DLA uses the pay-as-you-go (post-payment) billing method, which charges fees based on the number of bytes scanned. The cluster setup, maintenance, and upgrade are free of charge.
The billing rule is as follows: Every TB of data scanned is charged USD 4.
The minimum scanned data size that the billing system bills is 32 MB. Sizes less than 32 MB are calculated as 32 MB. The system creates one bill per hour and deducts fees from your Alibaba Cloud account. You can log on to the Alibaba Cloud console and choose Billing Management > Bills to view the consumption records.
The following example helps you understand the DLA billing method.
Assume that you store a 1 TB CSV file and a 1 TB JSON file in OSS and a 1 TB table in RDS.
If you want to use DLA to perform an association analysis for the data in OSS and RDS, based on the scanned data size and DLA billing method, you need to pay USD 12, that is,
4 + 4 + 4 = USD 12.
To reduce costs, you can use any of the following methods to process the original data, and then use DLA to scan the data.
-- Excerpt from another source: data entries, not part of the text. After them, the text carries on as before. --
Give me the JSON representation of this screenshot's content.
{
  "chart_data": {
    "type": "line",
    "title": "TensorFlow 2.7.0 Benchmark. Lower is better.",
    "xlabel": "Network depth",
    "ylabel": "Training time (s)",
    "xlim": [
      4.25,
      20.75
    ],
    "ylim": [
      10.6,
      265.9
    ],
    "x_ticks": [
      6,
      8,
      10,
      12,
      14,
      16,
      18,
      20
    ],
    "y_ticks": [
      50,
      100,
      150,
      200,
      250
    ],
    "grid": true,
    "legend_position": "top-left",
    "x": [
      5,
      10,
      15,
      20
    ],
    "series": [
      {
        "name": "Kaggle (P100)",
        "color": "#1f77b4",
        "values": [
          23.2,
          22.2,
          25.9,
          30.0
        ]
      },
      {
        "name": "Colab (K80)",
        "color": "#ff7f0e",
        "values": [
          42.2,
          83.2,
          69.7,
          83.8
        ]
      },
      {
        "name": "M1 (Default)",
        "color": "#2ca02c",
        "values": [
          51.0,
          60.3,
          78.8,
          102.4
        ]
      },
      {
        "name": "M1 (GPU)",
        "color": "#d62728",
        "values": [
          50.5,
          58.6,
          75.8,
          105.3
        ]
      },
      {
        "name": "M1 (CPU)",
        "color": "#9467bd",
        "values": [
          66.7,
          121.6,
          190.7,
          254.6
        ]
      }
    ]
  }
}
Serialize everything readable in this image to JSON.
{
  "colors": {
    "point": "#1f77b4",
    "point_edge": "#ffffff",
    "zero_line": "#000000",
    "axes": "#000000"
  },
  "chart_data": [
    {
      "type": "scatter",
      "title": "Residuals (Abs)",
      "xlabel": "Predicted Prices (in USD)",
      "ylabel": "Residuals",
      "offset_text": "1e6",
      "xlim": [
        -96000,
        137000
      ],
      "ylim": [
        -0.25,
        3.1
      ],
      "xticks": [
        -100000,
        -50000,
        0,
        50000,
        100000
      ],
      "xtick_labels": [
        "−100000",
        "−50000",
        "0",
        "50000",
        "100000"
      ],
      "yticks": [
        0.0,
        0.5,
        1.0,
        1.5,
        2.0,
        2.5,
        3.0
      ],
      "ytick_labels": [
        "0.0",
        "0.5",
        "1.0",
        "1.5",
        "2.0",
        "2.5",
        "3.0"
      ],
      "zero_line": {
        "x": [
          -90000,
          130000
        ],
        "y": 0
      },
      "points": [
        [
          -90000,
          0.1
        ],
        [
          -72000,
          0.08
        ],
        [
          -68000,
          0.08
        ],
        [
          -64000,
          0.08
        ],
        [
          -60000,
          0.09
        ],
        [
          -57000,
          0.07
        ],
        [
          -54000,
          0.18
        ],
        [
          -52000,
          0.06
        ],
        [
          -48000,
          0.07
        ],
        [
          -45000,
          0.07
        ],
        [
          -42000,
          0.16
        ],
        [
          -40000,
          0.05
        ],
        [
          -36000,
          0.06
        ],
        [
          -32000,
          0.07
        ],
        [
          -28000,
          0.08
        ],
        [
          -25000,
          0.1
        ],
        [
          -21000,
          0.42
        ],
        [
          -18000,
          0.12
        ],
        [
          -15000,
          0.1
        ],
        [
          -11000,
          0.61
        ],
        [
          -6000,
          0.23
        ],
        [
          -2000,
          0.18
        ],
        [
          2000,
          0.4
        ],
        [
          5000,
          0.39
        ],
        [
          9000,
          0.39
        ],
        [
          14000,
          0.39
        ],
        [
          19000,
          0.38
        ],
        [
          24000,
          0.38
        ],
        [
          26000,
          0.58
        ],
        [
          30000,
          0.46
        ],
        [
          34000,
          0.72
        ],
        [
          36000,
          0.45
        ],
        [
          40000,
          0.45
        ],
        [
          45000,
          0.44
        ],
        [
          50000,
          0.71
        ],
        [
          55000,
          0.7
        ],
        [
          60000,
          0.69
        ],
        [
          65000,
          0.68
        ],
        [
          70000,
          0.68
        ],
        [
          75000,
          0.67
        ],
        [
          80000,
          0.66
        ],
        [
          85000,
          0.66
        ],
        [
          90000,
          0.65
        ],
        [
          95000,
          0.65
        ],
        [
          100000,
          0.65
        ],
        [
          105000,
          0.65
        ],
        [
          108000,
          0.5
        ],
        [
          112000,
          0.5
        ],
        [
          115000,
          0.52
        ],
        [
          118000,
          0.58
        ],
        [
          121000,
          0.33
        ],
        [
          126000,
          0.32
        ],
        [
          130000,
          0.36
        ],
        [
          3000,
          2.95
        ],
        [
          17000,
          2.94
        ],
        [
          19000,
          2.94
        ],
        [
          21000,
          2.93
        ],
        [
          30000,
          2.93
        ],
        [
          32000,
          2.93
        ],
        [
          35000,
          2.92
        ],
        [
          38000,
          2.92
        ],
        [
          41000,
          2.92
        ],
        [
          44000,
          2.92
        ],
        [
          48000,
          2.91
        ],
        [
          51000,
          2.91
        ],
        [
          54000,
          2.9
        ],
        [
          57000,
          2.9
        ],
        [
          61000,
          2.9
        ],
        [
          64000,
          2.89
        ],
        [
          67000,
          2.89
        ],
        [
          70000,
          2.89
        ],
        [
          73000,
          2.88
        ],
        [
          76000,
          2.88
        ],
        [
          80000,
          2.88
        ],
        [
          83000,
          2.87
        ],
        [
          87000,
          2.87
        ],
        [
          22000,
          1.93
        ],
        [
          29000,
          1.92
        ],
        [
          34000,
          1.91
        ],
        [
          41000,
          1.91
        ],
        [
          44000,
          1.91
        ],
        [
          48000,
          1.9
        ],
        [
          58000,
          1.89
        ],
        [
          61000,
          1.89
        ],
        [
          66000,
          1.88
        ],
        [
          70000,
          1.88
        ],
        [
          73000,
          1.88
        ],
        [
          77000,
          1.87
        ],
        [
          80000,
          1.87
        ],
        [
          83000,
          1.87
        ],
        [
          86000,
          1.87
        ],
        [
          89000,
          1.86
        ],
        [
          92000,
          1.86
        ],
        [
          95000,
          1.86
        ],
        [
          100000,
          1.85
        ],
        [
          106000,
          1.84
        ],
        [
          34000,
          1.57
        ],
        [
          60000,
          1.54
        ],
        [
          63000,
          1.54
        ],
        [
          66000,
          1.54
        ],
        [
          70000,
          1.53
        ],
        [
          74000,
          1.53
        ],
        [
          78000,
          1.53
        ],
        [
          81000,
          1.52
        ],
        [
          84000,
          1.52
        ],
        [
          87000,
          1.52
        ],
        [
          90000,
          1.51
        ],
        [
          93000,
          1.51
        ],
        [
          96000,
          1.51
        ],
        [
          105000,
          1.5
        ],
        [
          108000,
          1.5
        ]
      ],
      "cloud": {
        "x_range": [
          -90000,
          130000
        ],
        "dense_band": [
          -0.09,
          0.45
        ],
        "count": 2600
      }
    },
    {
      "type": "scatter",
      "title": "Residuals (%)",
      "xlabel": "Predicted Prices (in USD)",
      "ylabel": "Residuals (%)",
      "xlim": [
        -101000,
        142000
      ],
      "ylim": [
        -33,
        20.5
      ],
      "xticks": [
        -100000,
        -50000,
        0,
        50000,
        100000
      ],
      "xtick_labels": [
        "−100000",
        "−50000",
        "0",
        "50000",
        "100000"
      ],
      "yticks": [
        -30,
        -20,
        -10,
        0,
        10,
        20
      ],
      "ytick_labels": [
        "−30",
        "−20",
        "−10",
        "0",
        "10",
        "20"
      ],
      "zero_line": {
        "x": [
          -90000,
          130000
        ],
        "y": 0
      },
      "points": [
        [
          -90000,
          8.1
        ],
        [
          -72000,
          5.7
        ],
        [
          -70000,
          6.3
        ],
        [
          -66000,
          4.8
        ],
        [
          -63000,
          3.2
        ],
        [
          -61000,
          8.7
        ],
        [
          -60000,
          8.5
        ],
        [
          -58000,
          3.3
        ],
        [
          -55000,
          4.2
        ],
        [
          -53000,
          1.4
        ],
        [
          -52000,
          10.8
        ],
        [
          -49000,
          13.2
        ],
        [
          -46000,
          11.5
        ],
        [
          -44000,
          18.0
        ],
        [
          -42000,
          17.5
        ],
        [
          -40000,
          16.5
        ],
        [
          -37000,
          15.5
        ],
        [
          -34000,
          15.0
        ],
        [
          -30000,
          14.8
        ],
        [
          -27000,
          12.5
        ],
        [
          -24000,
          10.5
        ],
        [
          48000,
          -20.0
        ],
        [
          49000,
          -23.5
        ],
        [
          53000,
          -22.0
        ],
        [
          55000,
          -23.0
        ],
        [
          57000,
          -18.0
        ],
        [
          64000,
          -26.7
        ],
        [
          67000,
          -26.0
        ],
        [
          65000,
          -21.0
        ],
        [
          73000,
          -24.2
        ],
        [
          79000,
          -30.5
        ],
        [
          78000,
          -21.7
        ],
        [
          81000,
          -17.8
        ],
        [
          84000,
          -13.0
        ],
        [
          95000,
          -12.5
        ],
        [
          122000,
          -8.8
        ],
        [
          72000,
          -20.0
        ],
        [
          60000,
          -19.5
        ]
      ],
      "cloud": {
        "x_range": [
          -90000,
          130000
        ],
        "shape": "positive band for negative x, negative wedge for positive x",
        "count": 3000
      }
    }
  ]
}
Format conversion: You can convert the original data format into a high-performance format.
DLA supports multiple high-performance storage formats, such as Apache ORC, Apache Parquet, and Avro. You can convert the original data format into one of the preceding formats according to service requirements, and scan only the desired data columns instead of all data. For how to convert data into a high-performance storage format, see File format conversion.
Data compression: You can compress the original data to reduce the data size, and then use DLA to scan the compressed data.
Data partitioning: You can store the original data into different partitions, and then use DLA to scan one or multiple partitions, instead of all partitions.
In the preceding billing example, you can reduce the DLA scanning cost as follows:
Compress the 1 TB CSV file in GZIP format. The size of the compressed file is 0.4 TB. Store the data of the GZIP file into different partitions, and store the data to be scanned into the same partition. DLA scans only one partition, so the scanned data size is reduced to 0.2 TB.
Convert the 1 TB JSON file into the ORC format. DLA needs to scan only 10% of the data by column, and the scanned data size is reduced to 0.1 TB.
After data format conversion, compression, and partitioning, the DLA scanning fee you need to pay is USD 5.2, that is,
4 x 0.2 + 4 x 0.1 + 4 = USD 5.2. This can reduce the cost by USD 6.8 in total.